In total, there are 822 active cases at oil sands sites, according to Alberta Health. One worker has died.
Suncor has pushed back the maintenance turnaround on the U2 upgrader at its base plant site by at least a month to see if infections subside, said Terry Parker, executive director of the Building Trades of Alberta, representing 18 local unions.
“It’s a very stressful situation right now that they are facing,” Parker said, adding some workers were leaving the oil sands because of fears about becoming infected. “The owners are taking the precautions necessary, and we are still contracting this disease.”
A Suncor spokeswoman said the company is making minor adjustments to pre-work and day-to-day activities, but it remains on track with its planned maintenance.
CNRL, Suncor and Syncrude said COVID-19 safety protocols are in place. They have implemented rapid testing and isolation camps in a bid to slow the COVID-19 surge.

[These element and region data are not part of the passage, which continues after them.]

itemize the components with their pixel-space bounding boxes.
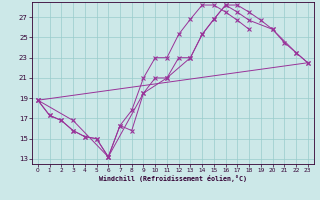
X-axis label: Windchill (Refroidissement éolien,°C): Windchill (Refroidissement éolien,°C): [99, 175, 247, 182]
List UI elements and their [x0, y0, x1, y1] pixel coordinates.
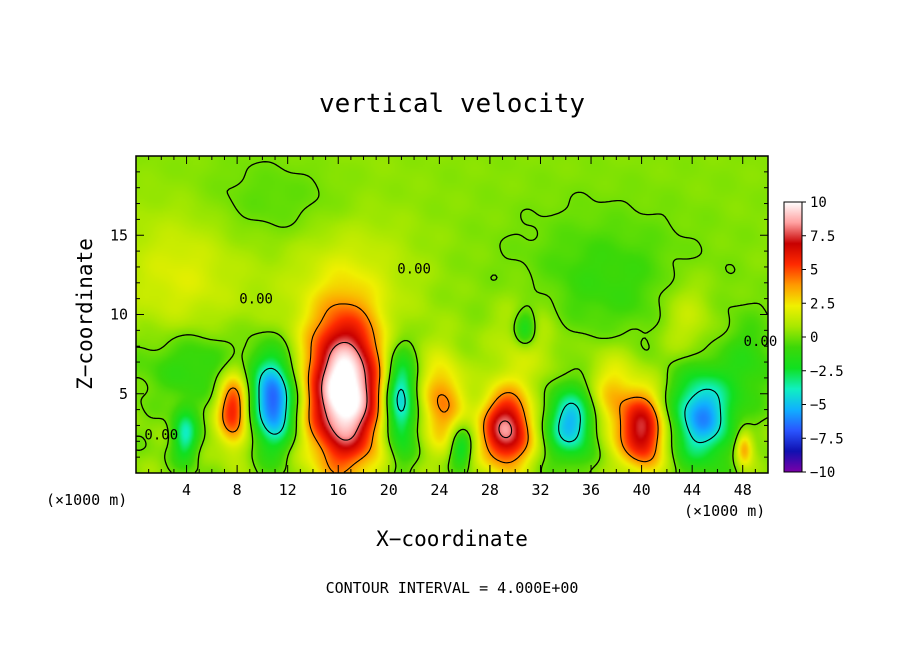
- y-axis-label: Z−coordinate: [73, 238, 97, 390]
- x-tick-label: 32: [531, 481, 549, 499]
- velocity-field: [136, 156, 768, 473]
- x-tick-label: 4: [182, 481, 191, 499]
- x-tick-label: 44: [683, 481, 701, 499]
- contour-label: 0.00: [239, 291, 273, 307]
- colorbar-tick-label: −2.5: [810, 364, 844, 380]
- contour-label: 0.00: [397, 261, 431, 277]
- colorbar-tick-label: 7.5: [810, 229, 835, 245]
- x-tick-label: 24: [430, 481, 448, 499]
- colorbar-tick-label: −10: [810, 465, 835, 481]
- x-tick-label: 12: [279, 481, 297, 499]
- y-tick-label: 10: [110, 306, 128, 324]
- colorbar-tick-label: 2.5: [810, 296, 835, 312]
- x-axis-ticks: 4 8 12 16 20 24 28 32 36 40 44 48: [148, 156, 756, 499]
- colorbar-tick-label: −7.5: [810, 431, 844, 447]
- x-tick-label: 48: [734, 481, 752, 499]
- plot-area: 0.00 0.00 0.00 0.00: [135, 155, 777, 474]
- colorbar-scale: [783, 201, 803, 473]
- x-unit-left: (×1000 m): [46, 491, 127, 509]
- contour-line-level-neg4: [258, 367, 722, 444]
- contour-interval-footer: CONTOUR INTERVAL = 4.000E+00: [326, 579, 579, 597]
- x-tick-label: 36: [582, 481, 600, 499]
- contour-line-level-0: [136, 161, 768, 473]
- y-tick-label: 15: [110, 226, 128, 244]
- colorbar-tick-label: 5: [810, 263, 818, 279]
- colorbar-tick-label: −5: [810, 398, 827, 414]
- chart-title: vertical velocity: [319, 89, 585, 119]
- x-axis-label: X−coordinate: [376, 527, 528, 551]
- y-tick-label: 5: [119, 385, 128, 403]
- contour-label: 0.00: [744, 334, 778, 350]
- colorbar-tick-label: 10: [810, 195, 827, 211]
- x-tick-label: 40: [633, 481, 651, 499]
- x-tick-label: 20: [380, 481, 398, 499]
- x-tick-label: 16: [329, 481, 347, 499]
- colorbar-ticks: 10 7.5 5 2.5 0 −2.5 −5 −7.5 −10: [802, 195, 844, 481]
- contour-line-level-8: [321, 341, 513, 441]
- colorbar: 10 7.5 5 2.5 0 −2.5 −5 −7.5 −10: [783, 195, 844, 481]
- contour-line-level-4: [222, 303, 659, 473]
- y-axis-ticks: 5 10 15: [110, 171, 768, 458]
- x-tick-label: 8: [233, 481, 242, 499]
- x-unit-right: (×1000 m): [684, 502, 765, 520]
- x-tick-label: 28: [481, 481, 499, 499]
- contour-label: 0.00: [144, 428, 178, 444]
- contour-labels: 0.00 0.00 0.00 0.00: [144, 261, 777, 443]
- colorbar-tick-label: 0: [810, 330, 818, 346]
- contour-lines: [136, 161, 768, 473]
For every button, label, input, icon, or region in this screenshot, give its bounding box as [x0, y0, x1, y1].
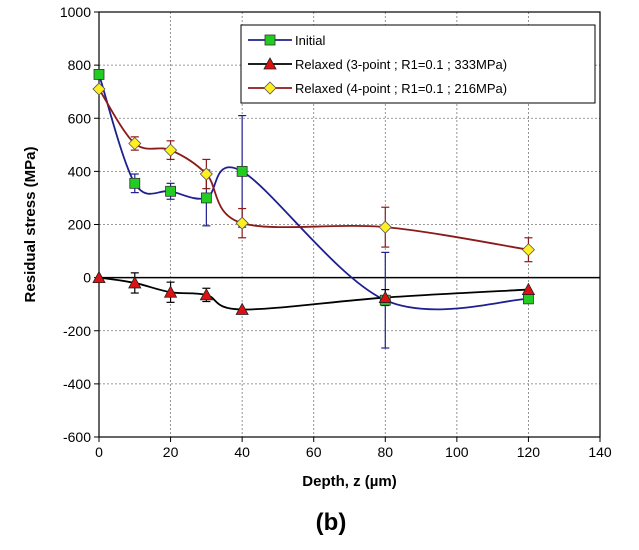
- legend-items: Initial Relaxed (3-point ; R1=0.1 ; 333MP…: [248, 33, 507, 96]
- data-point: [165, 185, 176, 197]
- legend-marker: [263, 81, 277, 95]
- legend: Initial Relaxed (3-point ; R1=0.1 ; 333MP…: [240, 24, 596, 104]
- series-markers-2: [92, 82, 535, 257]
- x-tick-label: 20: [163, 444, 179, 460]
- x-tick-label: 100: [445, 444, 469, 460]
- data-point: [164, 143, 178, 157]
- axes: [94, 11, 601, 442]
- figure-caption: (b): [316, 509, 347, 536]
- data-point: [235, 216, 249, 230]
- y-tick-label: 400: [68, 163, 92, 179]
- data-point: [521, 243, 535, 257]
- y-tick-label: 800: [68, 57, 92, 73]
- y-axis-title: Residual stress (MPa): [22, 147, 39, 303]
- x-tick-label: 60: [306, 444, 322, 460]
- data-point: [92, 270, 106, 284]
- x-tick-label: 80: [377, 444, 393, 460]
- data-point: [128, 136, 142, 151]
- data-point: [163, 285, 178, 298]
- y-tick-label: 1000: [60, 4, 91, 20]
- y-tick-label: 600: [68, 110, 92, 126]
- data-point: [521, 282, 536, 295]
- x-tick-label: 40: [234, 444, 250, 460]
- y-tick-label: -600: [63, 429, 91, 445]
- x-tick-label: 140: [588, 444, 612, 460]
- y-tick-label: 200: [68, 217, 92, 233]
- y-tick-label: 0: [83, 270, 91, 286]
- series-markers-1: [92, 270, 536, 315]
- x-tick-label: 120: [517, 444, 541, 460]
- data-point: [235, 302, 249, 315]
- series-layer: [92, 69, 536, 349]
- series-0: [98, 74, 529, 349]
- legend-label: Relaxed (3-point ; R1=0.1 ; 333MPa): [295, 57, 507, 72]
- data-point: [92, 82, 106, 96]
- data-point: [378, 290, 392, 303]
- legend-label: Relaxed (4-point ; R1=0.1 ; 216MPa): [295, 81, 507, 96]
- data-point: [93, 69, 105, 80]
- x-axis-title: Depth, z (µm): [302, 473, 396, 490]
- data-point: [199, 288, 214, 301]
- y-tick-label: -400: [63, 376, 91, 392]
- tick-labels: -600 -400 -200 0 200 400 600 800 1000 0 20 40 60 80 10…: [60, 4, 612, 460]
- data-point: [523, 293, 534, 305]
- legend-marker: [264, 34, 276, 46]
- x-tick-label: 0: [95, 444, 103, 460]
- data-point: [128, 276, 142, 289]
- data-point: [129, 177, 141, 189]
- data-point: [199, 167, 213, 181]
- legend-box: [240, 24, 596, 104]
- y-tick-label: -200: [63, 323, 91, 339]
- data-point: [200, 192, 212, 204]
- series-2: [98, 88, 533, 263]
- data-point: [378, 220, 392, 234]
- legend-label: Initial: [295, 33, 325, 48]
- legend-marker: [263, 57, 277, 70]
- data-point: [236, 165, 248, 177]
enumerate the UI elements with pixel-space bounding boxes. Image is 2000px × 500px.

One contractor at CNRL’s Horizon plant, which has 328 active cases, the highest among the oil sands sites, said workers are tested every four days but that seemed to be having little impact on the outbreak.
“You have 8,000 people on site for four weeks, it’s going to be a thing,” he said, declining to be named because he is not authorized to speak to media.
Indigenous leaders this week called for stricter measures to control the spread of the virus and accused Alberta Premier Jason Kenney of “prioritizing profits over lives” by allowing infected workers to come to the region.
Gil McGowan, president of the Alberta Federation of Labor, called on Kenney to shut down work sites with outbreaks across the province, including the oil sands, to get the virus under control.
“This is a recipe for needless infection and needless deaths,” McGowan told Reuters.
Alberta has more than 21,000 active COVID-19 cases, including 632 people in hospital.